No offense Mike, but going after a defenseless Humpback whale with an explosive harpoon puts a different slant on the definition of "sportsman"...
Commercial hunting and fishing isn't usually very sporting. We eat lots of criters that are harvested from the sea. From what I've read and heard, many of those fisheries are either strained from over fishing or the harvest poses other threats to the environment.
I don't have a problem with the Native American tribe in the PNW who take several whales a year as is their custom. I wouldn't have a problem with an indigenous people in Japan doing something similar.
We have similar issues all over. Do some reading on the spearing of spawning walley pike in Wisconsin by native americans. The practice is permitted because of a treaty that dates back almost 200 years. There was a big stink over it back in the 80's.
1000 whales total for "Scientific Research" is a blatant lie. If it really was non-profit research, they would dispose of the carcasses in a non-commercial way. It's all a sham perpetrated by the corporation that owns and runs the whaling fleet. And it is a commercial processing operation, equipped with multiple chase boats - not a scientific research vessel.

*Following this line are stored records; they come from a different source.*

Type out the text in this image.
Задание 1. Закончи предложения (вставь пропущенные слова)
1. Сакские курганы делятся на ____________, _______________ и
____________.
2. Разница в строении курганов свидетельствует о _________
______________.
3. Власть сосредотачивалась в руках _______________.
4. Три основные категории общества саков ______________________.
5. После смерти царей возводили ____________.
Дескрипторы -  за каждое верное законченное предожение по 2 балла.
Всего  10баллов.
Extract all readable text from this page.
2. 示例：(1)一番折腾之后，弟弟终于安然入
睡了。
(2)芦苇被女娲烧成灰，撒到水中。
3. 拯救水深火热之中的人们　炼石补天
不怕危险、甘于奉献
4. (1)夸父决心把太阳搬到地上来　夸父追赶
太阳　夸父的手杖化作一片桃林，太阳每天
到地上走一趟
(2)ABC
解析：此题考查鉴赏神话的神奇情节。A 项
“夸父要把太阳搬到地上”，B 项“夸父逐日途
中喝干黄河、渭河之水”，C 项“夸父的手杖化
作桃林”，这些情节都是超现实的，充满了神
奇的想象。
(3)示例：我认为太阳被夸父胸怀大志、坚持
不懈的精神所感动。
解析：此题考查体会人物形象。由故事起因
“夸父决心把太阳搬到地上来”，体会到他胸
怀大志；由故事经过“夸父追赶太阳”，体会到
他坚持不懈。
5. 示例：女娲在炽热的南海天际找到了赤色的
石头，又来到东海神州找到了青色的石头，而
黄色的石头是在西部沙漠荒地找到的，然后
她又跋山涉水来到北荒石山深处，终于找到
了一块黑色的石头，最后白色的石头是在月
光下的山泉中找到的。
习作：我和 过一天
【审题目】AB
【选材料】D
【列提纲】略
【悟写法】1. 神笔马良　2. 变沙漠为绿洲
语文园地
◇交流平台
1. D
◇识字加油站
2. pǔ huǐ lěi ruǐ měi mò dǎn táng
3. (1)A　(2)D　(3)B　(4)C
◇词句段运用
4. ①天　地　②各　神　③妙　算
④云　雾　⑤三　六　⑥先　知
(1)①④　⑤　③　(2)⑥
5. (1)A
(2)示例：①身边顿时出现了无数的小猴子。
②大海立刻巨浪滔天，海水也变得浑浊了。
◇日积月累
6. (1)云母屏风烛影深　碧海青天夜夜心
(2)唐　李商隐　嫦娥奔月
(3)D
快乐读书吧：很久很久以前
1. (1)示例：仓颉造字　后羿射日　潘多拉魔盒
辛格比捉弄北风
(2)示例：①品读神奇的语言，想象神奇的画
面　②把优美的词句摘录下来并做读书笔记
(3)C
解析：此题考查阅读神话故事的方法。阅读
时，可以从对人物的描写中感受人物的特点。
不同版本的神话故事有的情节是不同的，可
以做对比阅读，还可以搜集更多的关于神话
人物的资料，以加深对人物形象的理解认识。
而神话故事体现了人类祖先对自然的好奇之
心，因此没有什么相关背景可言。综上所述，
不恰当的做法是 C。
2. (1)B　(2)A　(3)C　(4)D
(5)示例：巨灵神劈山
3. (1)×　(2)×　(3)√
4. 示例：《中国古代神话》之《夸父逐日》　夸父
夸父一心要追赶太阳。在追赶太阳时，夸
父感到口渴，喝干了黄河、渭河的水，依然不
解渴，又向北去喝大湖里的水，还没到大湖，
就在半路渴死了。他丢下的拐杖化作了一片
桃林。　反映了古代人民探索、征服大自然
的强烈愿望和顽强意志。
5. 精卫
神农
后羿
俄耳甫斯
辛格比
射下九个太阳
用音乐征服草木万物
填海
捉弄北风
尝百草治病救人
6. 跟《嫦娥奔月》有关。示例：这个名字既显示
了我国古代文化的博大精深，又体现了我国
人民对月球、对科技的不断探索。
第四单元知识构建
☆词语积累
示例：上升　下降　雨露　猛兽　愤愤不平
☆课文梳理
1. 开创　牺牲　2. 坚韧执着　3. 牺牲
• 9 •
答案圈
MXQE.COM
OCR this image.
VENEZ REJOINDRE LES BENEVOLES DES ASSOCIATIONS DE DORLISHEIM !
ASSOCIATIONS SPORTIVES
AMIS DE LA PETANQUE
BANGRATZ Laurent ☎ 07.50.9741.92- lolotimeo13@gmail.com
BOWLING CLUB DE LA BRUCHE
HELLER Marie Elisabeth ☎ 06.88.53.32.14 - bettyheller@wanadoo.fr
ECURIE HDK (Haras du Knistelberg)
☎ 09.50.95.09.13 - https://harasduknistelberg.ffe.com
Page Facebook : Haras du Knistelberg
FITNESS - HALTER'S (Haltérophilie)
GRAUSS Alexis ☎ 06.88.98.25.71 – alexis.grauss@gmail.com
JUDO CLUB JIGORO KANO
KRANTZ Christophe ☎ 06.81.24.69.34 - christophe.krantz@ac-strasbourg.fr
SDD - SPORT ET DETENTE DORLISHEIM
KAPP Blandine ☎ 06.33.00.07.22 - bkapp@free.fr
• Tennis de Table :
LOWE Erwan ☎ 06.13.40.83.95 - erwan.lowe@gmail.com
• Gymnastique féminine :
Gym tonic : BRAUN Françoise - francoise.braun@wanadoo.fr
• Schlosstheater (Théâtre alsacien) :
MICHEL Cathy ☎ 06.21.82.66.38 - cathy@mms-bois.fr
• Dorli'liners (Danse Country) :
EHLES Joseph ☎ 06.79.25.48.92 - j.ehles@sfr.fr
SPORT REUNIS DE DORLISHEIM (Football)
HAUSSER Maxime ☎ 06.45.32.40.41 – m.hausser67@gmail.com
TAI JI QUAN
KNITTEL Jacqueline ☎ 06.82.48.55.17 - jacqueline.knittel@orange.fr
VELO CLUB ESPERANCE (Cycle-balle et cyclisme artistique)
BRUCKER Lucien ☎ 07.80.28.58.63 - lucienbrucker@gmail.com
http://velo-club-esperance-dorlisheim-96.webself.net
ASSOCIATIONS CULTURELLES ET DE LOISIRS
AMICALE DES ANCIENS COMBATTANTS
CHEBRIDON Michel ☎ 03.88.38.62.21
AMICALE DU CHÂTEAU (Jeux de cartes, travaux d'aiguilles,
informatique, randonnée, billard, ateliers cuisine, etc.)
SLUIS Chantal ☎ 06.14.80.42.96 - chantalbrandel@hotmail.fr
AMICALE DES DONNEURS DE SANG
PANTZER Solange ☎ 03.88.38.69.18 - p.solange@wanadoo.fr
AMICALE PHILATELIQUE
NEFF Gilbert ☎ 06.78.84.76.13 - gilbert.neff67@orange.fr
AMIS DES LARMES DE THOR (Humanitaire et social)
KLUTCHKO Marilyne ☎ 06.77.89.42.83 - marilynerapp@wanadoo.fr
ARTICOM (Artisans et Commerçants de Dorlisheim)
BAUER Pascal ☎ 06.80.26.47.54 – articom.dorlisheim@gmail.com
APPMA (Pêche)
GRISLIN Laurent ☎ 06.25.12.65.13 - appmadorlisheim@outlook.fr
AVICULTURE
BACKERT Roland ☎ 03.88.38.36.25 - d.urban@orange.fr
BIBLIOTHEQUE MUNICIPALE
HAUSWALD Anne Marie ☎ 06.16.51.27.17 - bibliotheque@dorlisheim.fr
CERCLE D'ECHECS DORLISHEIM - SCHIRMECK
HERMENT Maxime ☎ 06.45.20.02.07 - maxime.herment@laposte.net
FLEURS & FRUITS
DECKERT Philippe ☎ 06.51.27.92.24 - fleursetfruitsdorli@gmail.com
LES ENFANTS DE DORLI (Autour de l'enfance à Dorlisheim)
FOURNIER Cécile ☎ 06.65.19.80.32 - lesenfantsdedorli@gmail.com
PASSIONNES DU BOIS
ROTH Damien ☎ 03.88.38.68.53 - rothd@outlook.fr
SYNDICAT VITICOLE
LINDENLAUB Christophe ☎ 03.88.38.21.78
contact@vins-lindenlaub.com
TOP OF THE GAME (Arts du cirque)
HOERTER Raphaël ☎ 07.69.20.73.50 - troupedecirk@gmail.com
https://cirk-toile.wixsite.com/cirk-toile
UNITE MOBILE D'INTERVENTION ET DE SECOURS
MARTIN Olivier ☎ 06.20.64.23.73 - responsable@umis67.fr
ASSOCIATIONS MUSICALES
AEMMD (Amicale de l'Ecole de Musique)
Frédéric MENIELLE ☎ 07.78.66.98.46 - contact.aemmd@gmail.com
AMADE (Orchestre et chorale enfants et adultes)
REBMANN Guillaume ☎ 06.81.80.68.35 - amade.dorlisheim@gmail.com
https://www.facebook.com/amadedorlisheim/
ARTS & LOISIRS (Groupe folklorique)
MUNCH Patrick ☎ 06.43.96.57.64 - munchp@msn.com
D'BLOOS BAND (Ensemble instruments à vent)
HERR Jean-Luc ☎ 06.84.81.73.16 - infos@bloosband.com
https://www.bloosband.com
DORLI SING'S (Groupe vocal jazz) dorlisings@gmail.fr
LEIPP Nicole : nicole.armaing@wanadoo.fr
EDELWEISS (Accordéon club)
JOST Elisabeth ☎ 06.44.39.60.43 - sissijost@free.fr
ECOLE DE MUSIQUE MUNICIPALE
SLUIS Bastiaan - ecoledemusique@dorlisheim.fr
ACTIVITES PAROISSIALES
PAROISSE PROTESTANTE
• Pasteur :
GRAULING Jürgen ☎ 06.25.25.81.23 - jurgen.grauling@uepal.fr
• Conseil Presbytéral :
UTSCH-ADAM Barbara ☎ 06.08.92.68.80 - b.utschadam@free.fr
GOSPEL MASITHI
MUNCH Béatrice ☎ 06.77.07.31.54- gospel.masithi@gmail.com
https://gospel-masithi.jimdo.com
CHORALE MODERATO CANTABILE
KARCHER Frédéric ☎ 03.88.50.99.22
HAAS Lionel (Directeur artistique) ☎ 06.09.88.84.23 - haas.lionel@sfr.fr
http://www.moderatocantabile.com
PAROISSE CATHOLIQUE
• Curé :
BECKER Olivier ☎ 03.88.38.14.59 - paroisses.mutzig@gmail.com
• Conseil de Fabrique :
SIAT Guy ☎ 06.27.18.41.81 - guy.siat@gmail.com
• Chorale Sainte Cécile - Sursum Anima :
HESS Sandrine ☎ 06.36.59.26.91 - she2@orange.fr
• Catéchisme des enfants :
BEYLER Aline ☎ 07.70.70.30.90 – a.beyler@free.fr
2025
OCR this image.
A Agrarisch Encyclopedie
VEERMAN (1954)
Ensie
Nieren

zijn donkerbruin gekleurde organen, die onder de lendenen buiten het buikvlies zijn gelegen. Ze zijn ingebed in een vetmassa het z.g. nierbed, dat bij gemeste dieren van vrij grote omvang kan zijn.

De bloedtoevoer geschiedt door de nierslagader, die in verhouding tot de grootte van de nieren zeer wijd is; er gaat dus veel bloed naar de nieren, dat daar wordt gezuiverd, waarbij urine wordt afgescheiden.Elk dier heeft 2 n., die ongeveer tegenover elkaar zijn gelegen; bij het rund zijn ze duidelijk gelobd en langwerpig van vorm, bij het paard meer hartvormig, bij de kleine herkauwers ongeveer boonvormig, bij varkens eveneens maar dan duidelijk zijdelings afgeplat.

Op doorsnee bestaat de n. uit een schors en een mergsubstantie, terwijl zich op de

CNN just showed the whale ship leaving port. There were streamers in the air like it was a cruise ship departure. Don't try to tell me that wasn't staged for the cameras by the corporation or the Fisheries Agency...
I don't know if it's a sham or not. I don't know if any laws are being broken or if it makes sense to harvest any wales from a conservation point of view. I do know that private citizens attacking them at sea sounds more like piracy than conservation. Don't they hang pirates?